The assailant, David DePape, 42, claimed: “I’m sick of the insane f——— level of lies coming out of Washington, D.C.” He is charged with attempted murder, residential burglary, false imprisonment and threatening a public official. Some on the right, including Donald Trump Jr., made fun of the attack, sharing an image of a Paul Pelosi Halloween costume that included a hammer, as it was a hammer that was in the assault.
In the aftermath of the recent 2022 midterm elections, the nation breathed a sigh of relief as the results came and went with no acts of violence and the results reported largely without incident. Unfortunately, that moment of euphoria was only fleeting.
Failed GOP candidate, Solomon Peña, was arrested by Albuquerque police accused of paying and conspiring to shoot candidates that won. Prior to the attacks, Peña (like Trump) alleged the election results were fraudulent. An arrest warrant affidavit obtained from police says the suspect “intended to (cause) serious injury or cause death to the occupants inside their homes.”
Trump’s proclivity for subjecting maximum cruelty on others has been a mainstay since he entered politics. His affinity for tyrannical government; fascist and dictatorial leaders; combined with an ambivalence for democratic institutions makes his return to the political arena fraught with peril.
TRUMP FIRMLY BACK IN CONTROL OF SOCIAL MEDIA ACCOUNTS
In a recent article, columnist Charlie Sykes described Trump’s penchant for violence as: Brutality is an ideology, not just an impulse. Many of the MAGA crowd eagerly subscribe to this ideology. Close confidante and fellow MAGA conservative, Congresswoman Marjorie Taylor-Greene, said recently at a Republican event in New York, if she had organized the January 6 attack on the U.S. Capitol “we would have won” and “it would’ve been armed.”

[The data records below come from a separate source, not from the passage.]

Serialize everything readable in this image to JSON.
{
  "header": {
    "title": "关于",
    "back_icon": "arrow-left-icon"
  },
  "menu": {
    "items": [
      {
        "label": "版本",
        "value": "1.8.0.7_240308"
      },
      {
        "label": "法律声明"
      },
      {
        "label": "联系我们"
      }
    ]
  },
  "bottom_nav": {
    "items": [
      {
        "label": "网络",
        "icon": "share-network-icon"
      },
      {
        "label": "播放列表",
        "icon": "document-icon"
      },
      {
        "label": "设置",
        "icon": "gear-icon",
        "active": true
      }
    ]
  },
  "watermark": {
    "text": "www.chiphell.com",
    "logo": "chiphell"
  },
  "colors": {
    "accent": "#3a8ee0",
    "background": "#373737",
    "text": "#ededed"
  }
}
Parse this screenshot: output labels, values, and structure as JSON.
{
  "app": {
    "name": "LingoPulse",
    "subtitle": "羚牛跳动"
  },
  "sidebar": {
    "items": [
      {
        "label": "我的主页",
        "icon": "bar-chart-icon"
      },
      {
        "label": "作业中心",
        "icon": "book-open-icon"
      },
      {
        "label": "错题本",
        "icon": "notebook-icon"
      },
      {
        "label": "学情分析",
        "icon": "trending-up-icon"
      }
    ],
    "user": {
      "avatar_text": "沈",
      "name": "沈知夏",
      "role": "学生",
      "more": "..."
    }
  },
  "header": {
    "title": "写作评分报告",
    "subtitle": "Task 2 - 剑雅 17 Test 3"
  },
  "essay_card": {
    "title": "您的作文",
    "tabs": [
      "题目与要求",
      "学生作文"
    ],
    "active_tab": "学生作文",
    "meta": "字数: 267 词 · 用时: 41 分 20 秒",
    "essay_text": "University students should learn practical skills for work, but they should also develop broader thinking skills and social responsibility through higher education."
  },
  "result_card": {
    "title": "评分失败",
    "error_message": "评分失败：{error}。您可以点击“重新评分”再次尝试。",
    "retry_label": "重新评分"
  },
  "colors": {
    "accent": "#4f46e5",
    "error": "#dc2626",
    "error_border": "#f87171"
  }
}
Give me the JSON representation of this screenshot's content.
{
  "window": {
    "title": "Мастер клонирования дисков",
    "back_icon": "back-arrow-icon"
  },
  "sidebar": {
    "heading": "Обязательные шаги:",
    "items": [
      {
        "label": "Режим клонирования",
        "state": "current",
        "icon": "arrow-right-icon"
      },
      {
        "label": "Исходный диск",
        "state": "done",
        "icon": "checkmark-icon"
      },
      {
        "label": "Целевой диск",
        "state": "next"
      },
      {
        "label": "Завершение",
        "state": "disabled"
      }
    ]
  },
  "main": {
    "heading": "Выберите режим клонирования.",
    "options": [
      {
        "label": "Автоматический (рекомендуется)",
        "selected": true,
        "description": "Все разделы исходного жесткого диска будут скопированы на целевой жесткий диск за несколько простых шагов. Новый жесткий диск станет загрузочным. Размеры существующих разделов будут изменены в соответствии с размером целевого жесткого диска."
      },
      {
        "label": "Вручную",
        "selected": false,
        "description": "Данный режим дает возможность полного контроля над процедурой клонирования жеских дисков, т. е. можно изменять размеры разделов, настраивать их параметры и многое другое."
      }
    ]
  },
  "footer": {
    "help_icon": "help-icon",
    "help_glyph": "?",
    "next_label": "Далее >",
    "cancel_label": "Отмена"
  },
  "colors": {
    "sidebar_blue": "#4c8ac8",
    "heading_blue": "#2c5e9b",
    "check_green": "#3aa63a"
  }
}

Donald Trump’s inner circle continues to push the big lie and foment violence. Now that Trump is firmly back in control of his social media accounts, nothing stands in his way of once again eschewing political safeguards and standards in favor of amplifying sharp, abrasive, and yes, violent rhetoric aimed at perceived enemies and institutions.
Trump’s hold on rank-and-file Republicans remains just as strong today as it did the day he descended that gold-plated escalator in 2015. His loyal lieutenants continue to engage in violent and inflammatory language and some have even escalated to full-scale physical attacks on their opponents as evidenced by recent events in New Mexico and San Francisco.
Trump 2024 is locked and loaded and many would-be targets are in the crosshairs. By allowing Trump back on social media, companies such as Meta and Twitter might think they are lowering the political temperature. However, Trump’s truculence knows no bounds and could certainly end up backfiring. That fire nearly consumed the nation on January 6. Now, with a second chance, Trump gets to finish what he started.